Nous écrivons pourtant et nous tirons sur notre chaîne, comme s'il était en notre pouvoir de l'allonger. Si l'indulgence ou l'inadvertance de tous ceux qui nous surveillent nous permet de dire un petit mot de vérité, nous pensons que c'est autant de pris sur l'ennemi. Le public qui nous lit blâme cette timidité et nous accuse de ménager la chèvre et le chou. Parbleu! messieurs, je voudrais bien vous voir à notre place! Tout ce qui règne, gouverne, administre, régit ou fonctionne à n'importe quel degré de l'échelle sociale, a peur du papier imprimé. Il ne s'agit pas seulement de Paris, mais des départements. Le Salut public de Lyon, la Gironde de Bordeaux et cinq ou six autres feuilles provinciales, qui valent celles de Paris, vous en diront des nouvelles. Ce n'est pas que les hommes en place détestent toujours le langage de la vérité; mais ils n'aiment pas à l'entendre dans la rue.

Un de mes amis qui dirige un grand journal dans le département de Seine-et-Garonne, signale à son préfet je ne sais quelle grosse horreur administrative; il est mandé vite, vite, par-devant le petit roi du département.

—Monsieur, lui dit-on, quand des faits de ce genre parviendront à votre connaissance, je vous autorise à me les apporter ici dans mon cabinet; je vous défends d'en entretenir le public!

Un autre, qui fait honorablement son métier de journaliste dans les Côtes-de-l'Est, ne craint pas d'adresser des conseils excellents à une grande compagnie financière.

—Monsieur, lui dit le gouverneur ou le régent de l'affaire, de quel droit lavez-vous mon linge sale en public?
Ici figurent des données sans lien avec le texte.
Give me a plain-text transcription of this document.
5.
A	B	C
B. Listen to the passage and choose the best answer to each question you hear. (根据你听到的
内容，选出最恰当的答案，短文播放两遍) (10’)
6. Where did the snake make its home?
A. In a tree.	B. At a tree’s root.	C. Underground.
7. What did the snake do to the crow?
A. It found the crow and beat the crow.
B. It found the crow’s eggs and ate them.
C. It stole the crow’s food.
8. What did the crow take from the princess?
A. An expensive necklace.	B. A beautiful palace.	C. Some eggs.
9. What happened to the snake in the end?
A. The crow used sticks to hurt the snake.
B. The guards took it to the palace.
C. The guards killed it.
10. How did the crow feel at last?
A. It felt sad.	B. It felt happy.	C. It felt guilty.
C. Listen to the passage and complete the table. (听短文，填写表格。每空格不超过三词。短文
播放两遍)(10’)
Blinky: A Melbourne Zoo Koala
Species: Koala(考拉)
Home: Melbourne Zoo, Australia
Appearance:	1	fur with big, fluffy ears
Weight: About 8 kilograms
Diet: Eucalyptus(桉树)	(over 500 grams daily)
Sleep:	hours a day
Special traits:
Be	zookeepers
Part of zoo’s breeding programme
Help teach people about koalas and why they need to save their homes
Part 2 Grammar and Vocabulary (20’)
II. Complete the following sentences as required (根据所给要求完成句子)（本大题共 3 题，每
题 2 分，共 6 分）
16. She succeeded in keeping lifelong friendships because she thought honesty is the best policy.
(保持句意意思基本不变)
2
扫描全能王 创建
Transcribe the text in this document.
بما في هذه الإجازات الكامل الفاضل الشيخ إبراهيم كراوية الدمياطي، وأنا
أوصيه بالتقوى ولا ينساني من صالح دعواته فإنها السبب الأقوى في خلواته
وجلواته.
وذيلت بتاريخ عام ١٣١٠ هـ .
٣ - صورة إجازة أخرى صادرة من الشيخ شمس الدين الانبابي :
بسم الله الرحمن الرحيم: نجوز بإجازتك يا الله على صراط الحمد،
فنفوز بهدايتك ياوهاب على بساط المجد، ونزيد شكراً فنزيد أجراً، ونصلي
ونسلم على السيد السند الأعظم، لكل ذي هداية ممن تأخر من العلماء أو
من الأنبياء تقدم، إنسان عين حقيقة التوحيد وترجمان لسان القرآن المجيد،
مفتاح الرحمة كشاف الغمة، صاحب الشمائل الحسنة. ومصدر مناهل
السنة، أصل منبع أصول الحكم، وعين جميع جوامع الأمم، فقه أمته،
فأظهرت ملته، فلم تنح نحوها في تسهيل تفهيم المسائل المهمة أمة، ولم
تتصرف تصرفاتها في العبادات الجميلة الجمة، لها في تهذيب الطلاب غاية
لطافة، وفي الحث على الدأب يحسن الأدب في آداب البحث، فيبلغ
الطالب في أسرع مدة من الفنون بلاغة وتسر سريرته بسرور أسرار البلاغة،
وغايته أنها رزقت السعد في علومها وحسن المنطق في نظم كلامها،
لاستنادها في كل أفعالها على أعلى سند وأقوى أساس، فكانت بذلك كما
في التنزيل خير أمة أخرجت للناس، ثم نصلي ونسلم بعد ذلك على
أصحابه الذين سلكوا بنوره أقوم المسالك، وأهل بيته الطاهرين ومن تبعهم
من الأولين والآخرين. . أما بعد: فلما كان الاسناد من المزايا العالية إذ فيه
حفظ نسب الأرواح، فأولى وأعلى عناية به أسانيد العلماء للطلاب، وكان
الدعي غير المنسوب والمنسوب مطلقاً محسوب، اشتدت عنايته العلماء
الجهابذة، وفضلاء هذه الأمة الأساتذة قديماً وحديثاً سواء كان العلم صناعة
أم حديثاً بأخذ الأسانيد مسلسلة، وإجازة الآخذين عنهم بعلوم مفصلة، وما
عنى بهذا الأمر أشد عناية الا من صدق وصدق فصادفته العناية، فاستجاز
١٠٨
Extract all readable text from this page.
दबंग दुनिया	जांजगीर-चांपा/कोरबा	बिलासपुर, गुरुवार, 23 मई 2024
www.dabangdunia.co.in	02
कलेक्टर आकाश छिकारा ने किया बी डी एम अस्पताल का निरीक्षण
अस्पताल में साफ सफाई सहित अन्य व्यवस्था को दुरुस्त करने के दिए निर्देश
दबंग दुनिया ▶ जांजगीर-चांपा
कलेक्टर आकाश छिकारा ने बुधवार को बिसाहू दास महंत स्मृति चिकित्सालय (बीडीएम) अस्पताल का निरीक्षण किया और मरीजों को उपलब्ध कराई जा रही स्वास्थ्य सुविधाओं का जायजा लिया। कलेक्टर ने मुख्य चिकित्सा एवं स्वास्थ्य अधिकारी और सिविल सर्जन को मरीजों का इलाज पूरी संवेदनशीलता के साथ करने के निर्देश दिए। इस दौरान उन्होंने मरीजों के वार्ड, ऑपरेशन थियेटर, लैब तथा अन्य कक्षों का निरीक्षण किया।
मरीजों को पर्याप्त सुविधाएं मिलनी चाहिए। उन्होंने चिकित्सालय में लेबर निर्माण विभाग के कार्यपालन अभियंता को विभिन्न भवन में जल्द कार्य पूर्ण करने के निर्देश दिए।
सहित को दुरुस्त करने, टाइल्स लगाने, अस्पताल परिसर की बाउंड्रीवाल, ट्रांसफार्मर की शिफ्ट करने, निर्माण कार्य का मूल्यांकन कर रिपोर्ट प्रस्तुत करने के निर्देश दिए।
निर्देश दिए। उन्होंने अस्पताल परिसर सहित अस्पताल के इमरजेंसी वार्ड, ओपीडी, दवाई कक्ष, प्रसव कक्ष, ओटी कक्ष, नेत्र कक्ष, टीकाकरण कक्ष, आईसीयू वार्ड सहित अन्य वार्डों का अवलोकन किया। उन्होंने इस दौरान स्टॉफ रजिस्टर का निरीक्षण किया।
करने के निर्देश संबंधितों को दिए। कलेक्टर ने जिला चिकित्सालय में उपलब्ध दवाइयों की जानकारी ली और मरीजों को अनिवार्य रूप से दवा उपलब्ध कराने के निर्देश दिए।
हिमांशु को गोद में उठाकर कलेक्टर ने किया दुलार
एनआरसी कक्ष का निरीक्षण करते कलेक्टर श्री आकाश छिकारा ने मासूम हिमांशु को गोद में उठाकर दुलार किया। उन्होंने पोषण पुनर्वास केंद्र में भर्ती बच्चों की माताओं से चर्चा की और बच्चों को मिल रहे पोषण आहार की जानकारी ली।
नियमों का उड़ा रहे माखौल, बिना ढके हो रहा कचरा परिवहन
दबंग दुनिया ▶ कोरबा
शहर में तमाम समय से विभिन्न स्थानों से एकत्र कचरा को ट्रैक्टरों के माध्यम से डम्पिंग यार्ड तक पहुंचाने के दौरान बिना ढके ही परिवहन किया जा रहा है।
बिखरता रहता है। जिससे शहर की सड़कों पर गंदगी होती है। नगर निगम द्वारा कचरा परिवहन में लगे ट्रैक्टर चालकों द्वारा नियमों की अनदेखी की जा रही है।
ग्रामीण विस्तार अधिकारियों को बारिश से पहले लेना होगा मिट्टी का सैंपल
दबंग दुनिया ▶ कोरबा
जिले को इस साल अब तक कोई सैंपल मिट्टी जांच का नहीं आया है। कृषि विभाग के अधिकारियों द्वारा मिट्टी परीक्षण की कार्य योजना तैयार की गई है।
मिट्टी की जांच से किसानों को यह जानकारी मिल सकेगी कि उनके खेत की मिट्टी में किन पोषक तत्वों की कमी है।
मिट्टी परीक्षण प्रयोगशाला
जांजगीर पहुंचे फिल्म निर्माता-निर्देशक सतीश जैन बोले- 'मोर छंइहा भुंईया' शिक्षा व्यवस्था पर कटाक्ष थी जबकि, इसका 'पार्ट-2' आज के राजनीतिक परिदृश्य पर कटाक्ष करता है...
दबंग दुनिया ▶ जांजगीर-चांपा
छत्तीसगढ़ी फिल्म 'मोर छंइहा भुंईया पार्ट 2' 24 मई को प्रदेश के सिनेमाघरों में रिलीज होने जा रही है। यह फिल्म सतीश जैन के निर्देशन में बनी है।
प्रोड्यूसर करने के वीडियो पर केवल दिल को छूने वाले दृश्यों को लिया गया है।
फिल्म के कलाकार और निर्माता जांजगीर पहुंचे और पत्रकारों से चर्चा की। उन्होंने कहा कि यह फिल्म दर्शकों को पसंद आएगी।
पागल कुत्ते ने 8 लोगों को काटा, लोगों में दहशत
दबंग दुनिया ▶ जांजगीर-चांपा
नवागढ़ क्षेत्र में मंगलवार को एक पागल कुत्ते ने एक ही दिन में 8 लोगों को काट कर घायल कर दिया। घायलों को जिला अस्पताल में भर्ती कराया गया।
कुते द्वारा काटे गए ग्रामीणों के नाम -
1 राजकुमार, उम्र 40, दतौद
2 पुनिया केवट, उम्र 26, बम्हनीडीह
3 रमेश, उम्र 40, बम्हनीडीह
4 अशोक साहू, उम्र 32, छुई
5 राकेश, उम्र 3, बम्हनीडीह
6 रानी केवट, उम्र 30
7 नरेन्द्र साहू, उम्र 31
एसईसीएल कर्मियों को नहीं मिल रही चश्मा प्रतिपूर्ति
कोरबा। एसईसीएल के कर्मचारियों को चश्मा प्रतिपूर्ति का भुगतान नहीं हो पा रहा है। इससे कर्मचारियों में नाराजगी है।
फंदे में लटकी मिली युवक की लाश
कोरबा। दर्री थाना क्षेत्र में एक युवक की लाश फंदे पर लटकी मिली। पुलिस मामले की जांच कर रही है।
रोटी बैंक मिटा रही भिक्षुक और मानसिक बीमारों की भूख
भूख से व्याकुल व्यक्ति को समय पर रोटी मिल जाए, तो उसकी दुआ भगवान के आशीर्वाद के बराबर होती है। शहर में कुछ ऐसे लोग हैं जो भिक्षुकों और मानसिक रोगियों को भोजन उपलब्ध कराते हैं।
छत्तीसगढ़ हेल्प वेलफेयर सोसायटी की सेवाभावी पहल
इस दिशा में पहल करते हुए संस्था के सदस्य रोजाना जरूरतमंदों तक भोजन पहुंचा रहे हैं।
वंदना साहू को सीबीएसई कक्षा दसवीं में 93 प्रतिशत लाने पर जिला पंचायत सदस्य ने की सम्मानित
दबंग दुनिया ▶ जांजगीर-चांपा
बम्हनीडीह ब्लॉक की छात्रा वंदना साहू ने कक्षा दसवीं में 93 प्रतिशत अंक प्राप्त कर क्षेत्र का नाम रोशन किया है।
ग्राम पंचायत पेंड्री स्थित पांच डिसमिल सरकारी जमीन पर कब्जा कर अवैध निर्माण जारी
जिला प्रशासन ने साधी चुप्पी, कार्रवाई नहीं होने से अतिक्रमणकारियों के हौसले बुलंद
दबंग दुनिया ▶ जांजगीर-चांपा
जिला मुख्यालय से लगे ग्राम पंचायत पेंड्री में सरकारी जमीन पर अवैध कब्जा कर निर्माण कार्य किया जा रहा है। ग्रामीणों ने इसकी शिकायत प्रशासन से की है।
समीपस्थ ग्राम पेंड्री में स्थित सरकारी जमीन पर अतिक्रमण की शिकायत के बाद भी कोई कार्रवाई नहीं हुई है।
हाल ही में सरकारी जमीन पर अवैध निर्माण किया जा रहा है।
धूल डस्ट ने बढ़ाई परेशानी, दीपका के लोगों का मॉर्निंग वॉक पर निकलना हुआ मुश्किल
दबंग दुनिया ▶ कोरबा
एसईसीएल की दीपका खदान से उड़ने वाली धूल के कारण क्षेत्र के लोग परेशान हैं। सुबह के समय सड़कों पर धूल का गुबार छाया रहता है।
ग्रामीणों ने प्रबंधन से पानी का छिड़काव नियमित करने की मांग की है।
Quand vous avez un avis à me donner, il serait bien simple de venir chez moi!

Reste à savoir si le cabinet de ces messieurs s'ouvre devant les conseillers qui ne sont pas journalistes!

Une comédienne de Paris (ces dames sont quelquefois la doublure des plus hauts fonctionnaires) disait à un critique de mes amis:

—Je vais jouer un rôle difficile entre tous. Si j'échoue, dites-le-moi chez moi. Mais je vous défends sur votre vie d'en souffler un mot au public.

Que penserais-tu, cousine, d'un accusé de la cour d'assises qui dirait au procureur général:

—Si les témoins vous racontent des faits à ma charge, je vous permets de venir me les soumettre à Mazas; mais, pour Dieu! n'en dites rien devant le jury!

Le jury, en toute affaire, c'est le public. L'accusé, c'est tout homme en place, qui est suspect d'abuser du pouvoir, par cela seul qu'il le tient. Quant à nous, pauvres journalistes, nous ne sommes ni des magistrats, ni des greffiers, ni même des huissiers. Nous ne sommes rien, nous ne demandons rien, nous ne visons à rien; le plaisir d'écrire est le plus clair de notre revenu. Et pourtant notre misère est si douce, que nous n'aspirons point à changer d'état, et nous préférons à toutes les broderies officielles les modestes paillons qui éclairent notre obscurité.